The colors faded as she traveled farther away from Thathil Grog Mezzserin. Braxult was quiet and disturbed as she picked her way through the dark lands once again. She was lost in thought, a side effect of seeing her sister. The insanity was contagious and she struggled to shrug it off, her mind swirling in quiet subdued panic.
So distracted was she that Braxult did not notice she was no longer alone. Her foot slammed into something physical, pulling her back into her current reality. Looking down, she spotted Nuremian, sitting upon the ground. He looked to have lain there a long time. The skin on his ribs clung to them, his stomach distended. Though he could truly not die, Nuremian was starving. A hollow blank look hung in his eyes. He made not a sound, despite the impact.
Braxult’s eyes swayed a foot away from him. There, on the ground and easily within his reach, was an apple. His hunger obviously caused him great discomfort, yet he could not be bothered to eat. Braxult thought to protest, but realized it was meaningless. Without a word, she picked up the apple and left.

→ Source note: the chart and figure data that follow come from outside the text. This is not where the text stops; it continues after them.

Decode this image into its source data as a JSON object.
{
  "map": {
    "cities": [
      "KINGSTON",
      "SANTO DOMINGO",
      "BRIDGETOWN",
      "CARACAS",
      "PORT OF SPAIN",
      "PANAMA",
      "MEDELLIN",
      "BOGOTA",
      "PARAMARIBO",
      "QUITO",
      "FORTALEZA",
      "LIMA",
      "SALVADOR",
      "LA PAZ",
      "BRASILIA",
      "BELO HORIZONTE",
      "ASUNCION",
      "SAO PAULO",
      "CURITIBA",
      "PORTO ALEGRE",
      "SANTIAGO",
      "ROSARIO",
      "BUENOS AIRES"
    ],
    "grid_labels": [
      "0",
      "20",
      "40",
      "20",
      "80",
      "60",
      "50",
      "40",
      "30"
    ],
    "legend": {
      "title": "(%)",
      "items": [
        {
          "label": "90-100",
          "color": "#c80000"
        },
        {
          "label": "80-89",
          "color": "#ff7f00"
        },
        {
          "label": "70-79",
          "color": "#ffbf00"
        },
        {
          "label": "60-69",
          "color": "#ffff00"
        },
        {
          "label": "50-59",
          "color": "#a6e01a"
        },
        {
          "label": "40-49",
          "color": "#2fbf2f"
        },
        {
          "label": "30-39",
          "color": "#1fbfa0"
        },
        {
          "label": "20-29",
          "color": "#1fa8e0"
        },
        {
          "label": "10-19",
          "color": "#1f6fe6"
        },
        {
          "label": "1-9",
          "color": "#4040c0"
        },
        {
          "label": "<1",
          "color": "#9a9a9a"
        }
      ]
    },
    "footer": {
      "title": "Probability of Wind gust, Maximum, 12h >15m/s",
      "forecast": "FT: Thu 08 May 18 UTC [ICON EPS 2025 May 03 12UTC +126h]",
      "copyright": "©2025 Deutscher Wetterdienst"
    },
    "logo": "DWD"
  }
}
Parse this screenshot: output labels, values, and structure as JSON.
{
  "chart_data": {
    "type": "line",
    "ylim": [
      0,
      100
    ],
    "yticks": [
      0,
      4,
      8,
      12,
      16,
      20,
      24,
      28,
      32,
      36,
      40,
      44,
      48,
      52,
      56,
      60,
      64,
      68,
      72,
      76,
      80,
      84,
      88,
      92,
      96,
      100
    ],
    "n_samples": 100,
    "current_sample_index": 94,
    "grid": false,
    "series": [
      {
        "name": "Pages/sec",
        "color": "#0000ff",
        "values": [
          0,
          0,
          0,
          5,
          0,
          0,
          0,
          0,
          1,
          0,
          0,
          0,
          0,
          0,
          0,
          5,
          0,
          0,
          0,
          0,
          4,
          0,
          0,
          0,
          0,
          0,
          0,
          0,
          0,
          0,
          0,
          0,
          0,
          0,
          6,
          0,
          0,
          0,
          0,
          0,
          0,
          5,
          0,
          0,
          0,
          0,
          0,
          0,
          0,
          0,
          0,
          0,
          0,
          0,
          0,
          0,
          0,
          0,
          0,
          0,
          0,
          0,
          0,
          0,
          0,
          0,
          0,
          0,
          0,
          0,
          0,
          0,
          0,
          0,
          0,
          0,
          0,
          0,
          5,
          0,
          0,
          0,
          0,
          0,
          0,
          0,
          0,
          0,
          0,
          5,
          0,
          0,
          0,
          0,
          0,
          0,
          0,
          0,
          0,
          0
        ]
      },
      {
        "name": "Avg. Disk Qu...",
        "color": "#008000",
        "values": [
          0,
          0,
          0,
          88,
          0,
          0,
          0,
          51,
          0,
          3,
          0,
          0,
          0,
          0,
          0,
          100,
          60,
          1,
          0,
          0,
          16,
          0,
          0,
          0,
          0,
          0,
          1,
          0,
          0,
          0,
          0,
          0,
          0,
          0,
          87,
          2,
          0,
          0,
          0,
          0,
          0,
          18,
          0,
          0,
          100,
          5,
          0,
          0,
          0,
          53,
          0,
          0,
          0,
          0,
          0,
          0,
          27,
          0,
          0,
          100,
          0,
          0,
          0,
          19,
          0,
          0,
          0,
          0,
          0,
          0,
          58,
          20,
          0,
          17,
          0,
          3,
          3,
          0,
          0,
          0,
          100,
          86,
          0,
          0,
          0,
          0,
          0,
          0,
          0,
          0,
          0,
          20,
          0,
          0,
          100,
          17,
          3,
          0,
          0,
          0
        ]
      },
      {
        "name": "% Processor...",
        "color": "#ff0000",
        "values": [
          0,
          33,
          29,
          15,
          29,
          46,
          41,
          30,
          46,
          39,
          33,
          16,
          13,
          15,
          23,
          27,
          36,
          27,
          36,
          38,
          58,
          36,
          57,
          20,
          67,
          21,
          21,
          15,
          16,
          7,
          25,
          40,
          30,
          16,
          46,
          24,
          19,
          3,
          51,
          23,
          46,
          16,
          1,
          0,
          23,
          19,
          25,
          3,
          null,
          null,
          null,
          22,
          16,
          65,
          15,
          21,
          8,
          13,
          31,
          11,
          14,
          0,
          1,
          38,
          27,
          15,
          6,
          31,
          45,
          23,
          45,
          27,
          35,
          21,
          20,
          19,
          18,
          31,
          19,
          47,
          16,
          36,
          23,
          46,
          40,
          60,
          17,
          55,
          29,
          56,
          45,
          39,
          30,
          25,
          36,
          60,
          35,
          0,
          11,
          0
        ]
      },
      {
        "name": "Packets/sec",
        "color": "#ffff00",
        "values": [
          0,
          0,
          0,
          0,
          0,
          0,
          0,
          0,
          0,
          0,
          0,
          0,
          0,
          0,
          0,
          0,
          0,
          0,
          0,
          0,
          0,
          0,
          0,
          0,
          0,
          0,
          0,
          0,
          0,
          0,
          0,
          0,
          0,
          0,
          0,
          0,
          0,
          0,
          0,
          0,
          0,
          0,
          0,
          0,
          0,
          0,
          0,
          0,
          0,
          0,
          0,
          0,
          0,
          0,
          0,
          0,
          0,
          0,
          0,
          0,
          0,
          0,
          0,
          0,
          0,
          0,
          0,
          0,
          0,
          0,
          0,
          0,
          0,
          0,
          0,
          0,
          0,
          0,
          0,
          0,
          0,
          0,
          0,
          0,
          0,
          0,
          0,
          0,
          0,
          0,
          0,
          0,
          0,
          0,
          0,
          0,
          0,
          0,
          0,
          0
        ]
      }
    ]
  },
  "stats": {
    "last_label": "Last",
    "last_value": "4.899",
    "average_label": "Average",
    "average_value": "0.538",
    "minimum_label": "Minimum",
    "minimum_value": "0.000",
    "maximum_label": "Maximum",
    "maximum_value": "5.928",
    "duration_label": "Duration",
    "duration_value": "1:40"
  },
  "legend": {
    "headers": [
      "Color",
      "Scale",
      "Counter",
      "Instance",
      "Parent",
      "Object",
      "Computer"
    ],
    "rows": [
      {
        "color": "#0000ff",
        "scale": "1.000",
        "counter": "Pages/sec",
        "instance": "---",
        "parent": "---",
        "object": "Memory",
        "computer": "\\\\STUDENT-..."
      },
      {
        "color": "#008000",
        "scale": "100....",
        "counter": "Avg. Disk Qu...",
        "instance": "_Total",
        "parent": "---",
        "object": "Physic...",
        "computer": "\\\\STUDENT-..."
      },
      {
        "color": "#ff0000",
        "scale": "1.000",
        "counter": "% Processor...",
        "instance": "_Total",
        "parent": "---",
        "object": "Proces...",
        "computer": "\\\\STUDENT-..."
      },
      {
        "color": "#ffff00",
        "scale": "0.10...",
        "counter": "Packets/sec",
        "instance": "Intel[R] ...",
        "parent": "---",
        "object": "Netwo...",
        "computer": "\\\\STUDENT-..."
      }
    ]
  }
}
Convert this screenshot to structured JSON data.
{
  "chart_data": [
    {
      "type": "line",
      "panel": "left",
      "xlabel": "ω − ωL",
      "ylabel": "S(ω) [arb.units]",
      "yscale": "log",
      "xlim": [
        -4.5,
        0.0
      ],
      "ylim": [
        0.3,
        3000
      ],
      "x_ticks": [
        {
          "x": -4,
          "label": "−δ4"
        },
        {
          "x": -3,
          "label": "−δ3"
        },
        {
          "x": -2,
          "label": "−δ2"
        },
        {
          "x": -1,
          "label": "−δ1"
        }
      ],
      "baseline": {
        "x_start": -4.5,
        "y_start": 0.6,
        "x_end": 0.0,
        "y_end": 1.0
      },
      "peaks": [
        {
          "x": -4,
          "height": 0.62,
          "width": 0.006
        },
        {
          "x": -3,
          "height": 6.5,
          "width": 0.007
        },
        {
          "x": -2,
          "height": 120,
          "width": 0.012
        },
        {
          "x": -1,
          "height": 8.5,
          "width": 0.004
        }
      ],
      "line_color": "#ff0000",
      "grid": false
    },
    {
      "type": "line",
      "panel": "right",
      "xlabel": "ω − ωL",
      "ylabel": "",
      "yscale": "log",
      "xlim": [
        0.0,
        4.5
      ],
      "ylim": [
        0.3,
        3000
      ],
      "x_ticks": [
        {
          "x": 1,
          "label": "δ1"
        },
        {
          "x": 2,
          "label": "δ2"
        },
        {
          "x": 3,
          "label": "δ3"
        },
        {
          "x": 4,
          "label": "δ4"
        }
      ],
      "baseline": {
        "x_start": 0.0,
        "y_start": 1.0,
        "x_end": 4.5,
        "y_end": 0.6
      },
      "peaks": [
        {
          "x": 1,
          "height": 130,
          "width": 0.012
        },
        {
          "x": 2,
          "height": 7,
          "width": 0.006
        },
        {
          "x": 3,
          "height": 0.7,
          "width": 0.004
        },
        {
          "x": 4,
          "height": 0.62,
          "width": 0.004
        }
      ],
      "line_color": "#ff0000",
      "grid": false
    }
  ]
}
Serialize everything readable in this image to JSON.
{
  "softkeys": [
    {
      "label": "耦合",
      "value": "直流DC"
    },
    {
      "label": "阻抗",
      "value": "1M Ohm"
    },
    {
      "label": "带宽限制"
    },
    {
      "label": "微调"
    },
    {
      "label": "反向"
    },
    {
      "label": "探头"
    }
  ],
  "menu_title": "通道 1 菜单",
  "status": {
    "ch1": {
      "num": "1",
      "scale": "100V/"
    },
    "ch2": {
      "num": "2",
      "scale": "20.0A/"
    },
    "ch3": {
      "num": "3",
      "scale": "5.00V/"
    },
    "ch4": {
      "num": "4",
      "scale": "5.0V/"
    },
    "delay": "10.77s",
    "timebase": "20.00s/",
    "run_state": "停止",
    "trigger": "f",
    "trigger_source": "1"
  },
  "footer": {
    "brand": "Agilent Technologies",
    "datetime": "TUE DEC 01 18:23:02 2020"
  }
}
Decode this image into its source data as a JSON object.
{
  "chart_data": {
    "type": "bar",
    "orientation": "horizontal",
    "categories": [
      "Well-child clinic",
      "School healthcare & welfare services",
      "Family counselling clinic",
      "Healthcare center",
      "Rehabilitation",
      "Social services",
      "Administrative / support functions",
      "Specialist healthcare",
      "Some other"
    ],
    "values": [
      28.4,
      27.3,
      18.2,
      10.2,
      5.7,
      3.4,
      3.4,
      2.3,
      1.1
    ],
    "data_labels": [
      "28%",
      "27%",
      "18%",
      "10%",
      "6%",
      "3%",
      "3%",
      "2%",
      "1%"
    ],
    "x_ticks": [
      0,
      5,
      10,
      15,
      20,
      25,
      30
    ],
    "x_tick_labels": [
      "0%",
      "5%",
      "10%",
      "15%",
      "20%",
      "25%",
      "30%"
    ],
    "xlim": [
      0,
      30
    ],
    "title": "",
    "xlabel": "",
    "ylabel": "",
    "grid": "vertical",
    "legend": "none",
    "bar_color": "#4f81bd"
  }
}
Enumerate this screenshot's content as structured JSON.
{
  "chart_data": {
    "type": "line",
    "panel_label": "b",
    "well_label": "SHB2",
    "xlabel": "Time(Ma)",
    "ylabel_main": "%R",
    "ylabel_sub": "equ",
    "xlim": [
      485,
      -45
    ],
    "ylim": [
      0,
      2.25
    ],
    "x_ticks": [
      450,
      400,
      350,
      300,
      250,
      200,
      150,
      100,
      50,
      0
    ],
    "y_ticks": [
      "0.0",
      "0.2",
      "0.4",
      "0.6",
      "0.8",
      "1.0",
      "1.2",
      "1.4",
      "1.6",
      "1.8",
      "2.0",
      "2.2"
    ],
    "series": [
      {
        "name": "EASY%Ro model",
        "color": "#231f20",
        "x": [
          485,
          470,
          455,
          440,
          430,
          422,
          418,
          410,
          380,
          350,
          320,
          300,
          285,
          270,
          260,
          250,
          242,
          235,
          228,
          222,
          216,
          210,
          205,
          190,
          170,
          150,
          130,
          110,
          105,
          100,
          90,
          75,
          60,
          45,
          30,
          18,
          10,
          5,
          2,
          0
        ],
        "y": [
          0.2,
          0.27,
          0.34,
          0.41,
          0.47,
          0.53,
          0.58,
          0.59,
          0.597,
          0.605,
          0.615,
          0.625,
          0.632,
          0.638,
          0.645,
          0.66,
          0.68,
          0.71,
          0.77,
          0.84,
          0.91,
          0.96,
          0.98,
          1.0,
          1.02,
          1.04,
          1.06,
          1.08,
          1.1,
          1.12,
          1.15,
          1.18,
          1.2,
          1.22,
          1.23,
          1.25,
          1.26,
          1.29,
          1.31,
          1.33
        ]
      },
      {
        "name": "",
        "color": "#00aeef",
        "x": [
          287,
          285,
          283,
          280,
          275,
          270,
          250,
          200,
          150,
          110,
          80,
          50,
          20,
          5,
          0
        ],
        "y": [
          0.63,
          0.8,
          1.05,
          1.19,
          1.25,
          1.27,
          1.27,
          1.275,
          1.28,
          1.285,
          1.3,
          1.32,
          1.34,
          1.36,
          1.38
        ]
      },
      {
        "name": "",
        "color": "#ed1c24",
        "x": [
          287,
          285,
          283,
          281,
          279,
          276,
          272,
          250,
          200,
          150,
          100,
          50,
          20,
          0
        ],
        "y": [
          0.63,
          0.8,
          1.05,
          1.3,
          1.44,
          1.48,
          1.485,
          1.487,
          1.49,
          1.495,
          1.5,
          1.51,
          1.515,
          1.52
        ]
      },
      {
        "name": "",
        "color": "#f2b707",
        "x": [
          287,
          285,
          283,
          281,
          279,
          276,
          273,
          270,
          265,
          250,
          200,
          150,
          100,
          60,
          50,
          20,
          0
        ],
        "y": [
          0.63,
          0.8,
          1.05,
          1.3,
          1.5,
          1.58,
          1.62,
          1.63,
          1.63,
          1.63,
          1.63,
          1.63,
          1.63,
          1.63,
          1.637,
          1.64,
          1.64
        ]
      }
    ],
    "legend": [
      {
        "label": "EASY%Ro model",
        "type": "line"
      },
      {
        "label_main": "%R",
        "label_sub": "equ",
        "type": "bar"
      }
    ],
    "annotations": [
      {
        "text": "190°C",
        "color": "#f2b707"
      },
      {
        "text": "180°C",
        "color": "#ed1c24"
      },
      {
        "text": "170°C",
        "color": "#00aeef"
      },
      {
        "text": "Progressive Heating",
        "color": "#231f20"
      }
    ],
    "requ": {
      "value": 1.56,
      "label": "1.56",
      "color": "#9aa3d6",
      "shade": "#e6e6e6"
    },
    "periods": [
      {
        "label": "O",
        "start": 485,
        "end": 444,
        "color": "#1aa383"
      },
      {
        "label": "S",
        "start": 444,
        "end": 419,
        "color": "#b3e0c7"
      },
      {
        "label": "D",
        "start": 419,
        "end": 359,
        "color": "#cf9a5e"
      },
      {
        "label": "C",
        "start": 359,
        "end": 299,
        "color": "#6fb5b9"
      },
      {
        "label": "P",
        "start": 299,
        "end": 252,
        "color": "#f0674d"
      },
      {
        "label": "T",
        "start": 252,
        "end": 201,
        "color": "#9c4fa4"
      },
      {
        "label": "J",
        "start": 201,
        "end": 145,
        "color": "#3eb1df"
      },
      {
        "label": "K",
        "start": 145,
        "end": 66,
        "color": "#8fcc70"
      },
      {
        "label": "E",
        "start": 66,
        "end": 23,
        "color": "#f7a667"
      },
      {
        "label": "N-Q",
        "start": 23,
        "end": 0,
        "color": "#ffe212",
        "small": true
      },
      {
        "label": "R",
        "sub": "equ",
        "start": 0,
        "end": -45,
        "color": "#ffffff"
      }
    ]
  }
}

She wandered then for an age. When she had thought all that she needed to think, Braxult returned to her cold creation. Standing before it was Drexath. Her skin was covered in boils, her breath coming into her lungs in raspy gasps. She seemed frail, yet her strength was found in the frailty. She hissed out her words before Braxult had a chance to inquire as to her presence.
“You have sought gifts from each of your siblings, save me. You have stolen from them all. Gul must be pleased. Why, sister, have you not sought out a boon from me?”
Braxult lowered her gaze. She always found her sister’s appearance pleasing, though she was quite certain Yuzzdil had something to do with that. She hesitated for a moment before she spoke.
“I seek to defy my nature, sister, and create. I do not know that you have anything you can do to assist me. Ours is not the hand of making.”
Drexath smiled, stepping slowly toward Braxult. The demon of disease’s leathery hand moved to the demon of death’s face, crinkling as it caressed.
“You will receive a gift from me, sister, though i will happen after your creation is done. I will send to you countless souls over time. War will ravage them and greed with be their undoing. Lust will drive them into madness. Pride and Apathy’s kin will forever remain lovers. It is disease, however, that will offer a bounty unto death.”
Drexath leaned closer, her bloodied cheek wiping against her sister’s. Her mouth puckered and whispered into her ear.
“It is I who will fill you, sister.”
Without another word, Drexath walked away. Braxult watched her until she disappeared into the darkness. She starred in the direction for a long time. Then, she began her work.